「とりあえず解いてくれ…ッ。めっちゃ痛くて…」
「ダメだって」
「??…なんで…?」
「縛ったのは私だから」
………………………………はい?
縛ったのは私?
って、どういうこと??
こんな時に冗談言ってる場合じゃないって。
いくら天ヶ瀬でも笑えない。
やばい状況だってわかるだろ??
さっきだってそうだ。
脅されてたじゃないか
どこに行ったのか知んないけど、また戻ってくる可能性だってあるだろ?!
今のうちに逃げるのが得策だって!
だから、、、
焦る俺を横目に、彼女はポケットからある「物」を取り出した。
見覚えのあるものだ。
赤く染まってて、日常的には見かけないものだった。
見た瞬間にそれが、俺のすぐ目の前にあったものだって気づいた。
男が持ってたもの。
俺の胸を、貫いた“ナイフ”。
…………………………は?
…なんで、彼女が…?
つーか、どうやって??
「それ…」
「覚えてる?刺されたこと」
コクコクッと頷く。
覚えてる。
——鮮明に。
信じたくはなかった。
思い出そうとすると、全身から力が抜けた。
血の気が引くような感じだった。
どうしようもないくらいの悪寒が、背筋に張り付いていた。
だって、…そうだろ?
ナイフで刺されるなんて、そうそう起こることじゃない。
ましてや、その「大きさ」だ。
彼女の手にあるナイフは、サバイバルナイフかっていうくらいでかい。
深く刺さったんだとわかるような、血の跡。
多分心臓に届いてた。
…いや、わかんないよ?
ぶっちゃけ刺さった後のことは混乱してて、覚えてることと覚えてないことの差が激しい。

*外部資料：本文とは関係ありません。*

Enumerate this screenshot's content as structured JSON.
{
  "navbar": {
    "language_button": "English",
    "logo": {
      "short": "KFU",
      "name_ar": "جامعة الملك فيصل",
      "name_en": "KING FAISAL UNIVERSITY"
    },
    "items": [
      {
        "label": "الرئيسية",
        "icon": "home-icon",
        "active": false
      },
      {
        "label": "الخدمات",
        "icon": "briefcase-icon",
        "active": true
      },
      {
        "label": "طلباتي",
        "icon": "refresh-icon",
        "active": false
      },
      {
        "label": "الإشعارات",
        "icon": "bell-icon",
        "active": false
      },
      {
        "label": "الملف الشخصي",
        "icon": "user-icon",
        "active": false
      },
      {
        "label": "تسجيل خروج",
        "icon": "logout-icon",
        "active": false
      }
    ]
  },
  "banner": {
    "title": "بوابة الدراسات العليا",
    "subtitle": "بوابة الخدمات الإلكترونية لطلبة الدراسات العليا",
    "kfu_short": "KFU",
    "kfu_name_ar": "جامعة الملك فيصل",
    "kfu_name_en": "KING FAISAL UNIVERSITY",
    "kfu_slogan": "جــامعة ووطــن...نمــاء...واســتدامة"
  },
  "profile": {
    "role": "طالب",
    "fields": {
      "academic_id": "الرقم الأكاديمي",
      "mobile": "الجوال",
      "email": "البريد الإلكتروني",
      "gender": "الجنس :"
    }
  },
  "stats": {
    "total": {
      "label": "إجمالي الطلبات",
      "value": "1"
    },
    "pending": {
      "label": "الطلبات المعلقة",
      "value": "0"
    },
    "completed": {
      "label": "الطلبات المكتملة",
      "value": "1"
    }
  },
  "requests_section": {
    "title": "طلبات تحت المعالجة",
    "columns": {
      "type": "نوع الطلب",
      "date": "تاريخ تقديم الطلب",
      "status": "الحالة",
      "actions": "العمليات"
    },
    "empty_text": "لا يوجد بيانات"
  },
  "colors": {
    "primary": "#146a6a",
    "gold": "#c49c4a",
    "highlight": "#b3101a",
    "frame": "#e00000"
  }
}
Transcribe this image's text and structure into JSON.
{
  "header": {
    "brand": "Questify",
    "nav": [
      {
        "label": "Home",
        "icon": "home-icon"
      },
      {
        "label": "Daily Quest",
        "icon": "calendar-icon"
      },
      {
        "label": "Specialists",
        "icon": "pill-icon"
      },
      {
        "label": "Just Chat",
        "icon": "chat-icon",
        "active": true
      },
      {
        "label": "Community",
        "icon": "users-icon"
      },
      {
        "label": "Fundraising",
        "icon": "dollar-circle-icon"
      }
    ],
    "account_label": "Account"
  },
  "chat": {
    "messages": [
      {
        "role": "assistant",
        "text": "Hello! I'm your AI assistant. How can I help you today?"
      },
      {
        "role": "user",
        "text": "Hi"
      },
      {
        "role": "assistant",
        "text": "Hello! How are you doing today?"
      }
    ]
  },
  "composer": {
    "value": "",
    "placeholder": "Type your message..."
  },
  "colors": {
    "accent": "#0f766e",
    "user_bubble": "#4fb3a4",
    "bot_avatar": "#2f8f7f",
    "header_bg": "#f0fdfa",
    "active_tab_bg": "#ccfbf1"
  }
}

思うように動けなくなって、周りの景色が雪崩みたいに崩れてきたんだ。
わけがわかんなかった。
「キミは死んだんだよ。ついさっきね」
……………………………
……………………………死んだ?
……………………………誰が?
彼女の目は冷たく、言葉は“冷めて”いた。
いつもの彼女とは違う。
どこか、そんな気さえして、不意に視線がよろめく。
でも、それどころじゃなかった。
頭の中ではわかってた。
“何かがおかしい”って。
ただ、突拍子もない彼女の言葉に、俺は意識を奪われてた。
それ以外のことはさっぱりだった。
少なくとも、目の前で起こってることの「大半」は。